We live in a time of "seemingly" an over-whelming amount of single parent families. It's becoming increasingly difficult for those singles without kids to find childless mates. I have a few relatives who are young, single, and childless. They are adamant in their refusal to get involved with someone who has a ready-made family. What are your thoughts on this issue?
i think people who are destined to come together do. i see happy blended families everywhere. the people who are adamant in their refusal to even TRY dating or meeting someone with a kid are depriving themselves of a meaningful opportunity to not only fall in love with a mother or father, but gain a loving family as well. sometimes it doesn't work...for instance, a man will fall in love with a woman, but won't click well with or even dislike, her children. at that point, it's up to the mother to choose between a man who can't ever love her children or her children...in my opinion, kids come first, but that's a completely different discussion altogether. if i met and fell in love with a man with kids, i love kids so much i would probably love his kids like my own. it might be different if his kids were teenagers or adults. at that point you're not really required to take on a parental roll....but it's still good to try to at least get along with and enjoy the company of your sig. other's kids. my dad and his girlfriend both have kids and are unmarried and her and her kids spend time with my dad and me and my sister, and we have a good time. we're all adults, anyway, so it's more like a bunch of adults hanging out together anyway...that's my input on the issue...

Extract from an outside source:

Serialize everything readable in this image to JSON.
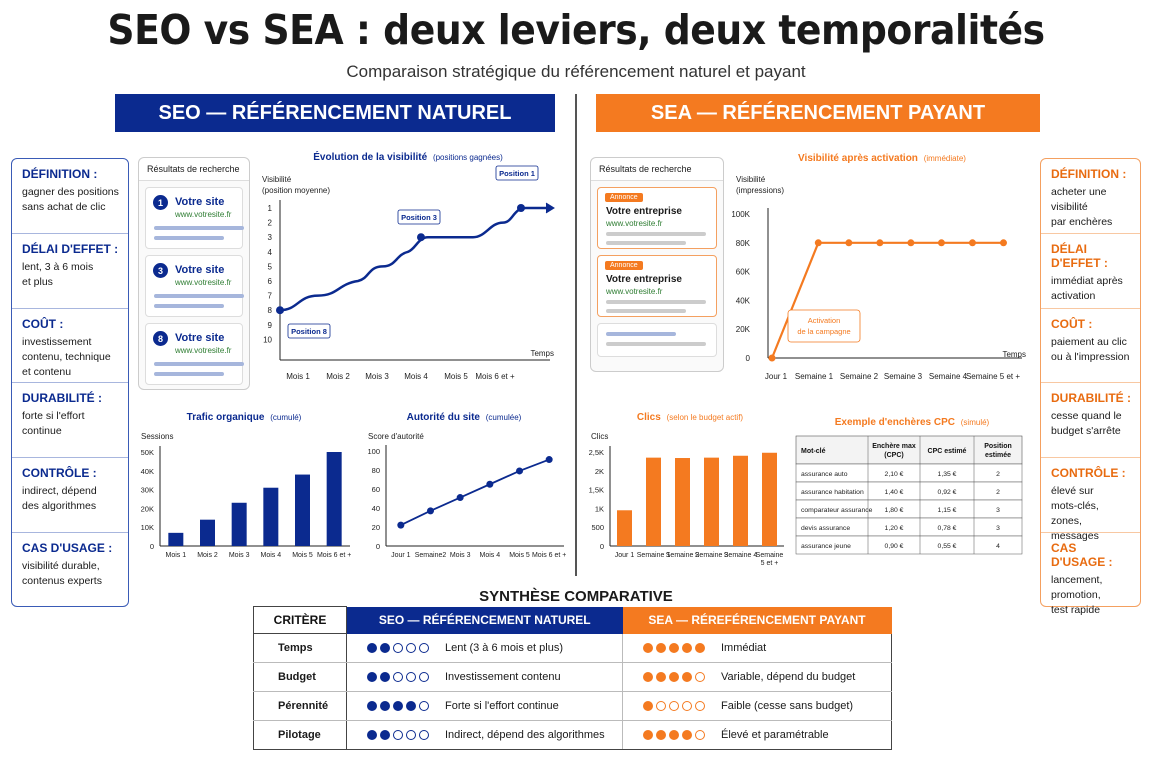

I just got married in April. My new hubby took on two 'fatherless'(two different fathers but never involved) teenagers. This man basically picked us all up. I was working 12 to 18 hours a day and completely burned out. I had even gotten to the point that I really just couldn't care anymore. I met this guy at work, he's 16 years older than me. He was in a live in relationship for 25 years(a relationship he stayed in for over 20 of it because he didn't want to loose his son,his first wife wouldn't let him see first son really tore him up)(separate bedrooms completely separate lives etc) anyway he was still living with her for the first two years of our relationship and really didn't have much to do with my kids( they knew of him that was about it). Then he moved in a year before we got married and jumped right into it. He loves them like they were his own. Life doesn't come perfect like they like to tell us it should. Men who would be totally turned off by helping to raise anothers child.............who needs them........they'll get their own reality check someday
if the person with a family is a good parent, then it is an indicator of how they might be if you had children together, as well as how he might treat you in the future once the novelty of the relationship wears off. if he's abusive, irresponsible, negligent, rude to his kids, etc, he'll probably be the same way towards me down the road. if he is indifferent to his kids, i wouldnt get involved with him either. if he's loving, involved, attentive, and listens to his kids, it shows that he'll probably be good to me, too. one of my major concerns about getting involved with someone who has children, is well, the kids. i'd worry that we'd grow attached and bond, and that a break-up might be difficult for them. my dad hasn't been around since my brother was 2, and when my step-dad walked out when my brother was 14, he was beside himself. he took it personally, thinking that all male figures will desert him. he felt that their bonding was now rendered meaningless. he didnt feel comfortable talking to my mom about certain things that he'd talk to our step-dad about. his father figure was gone. i would be afraid of doing that to some other kid. especially when there is more than one kid, and the extra attention from another adult might be needed even more.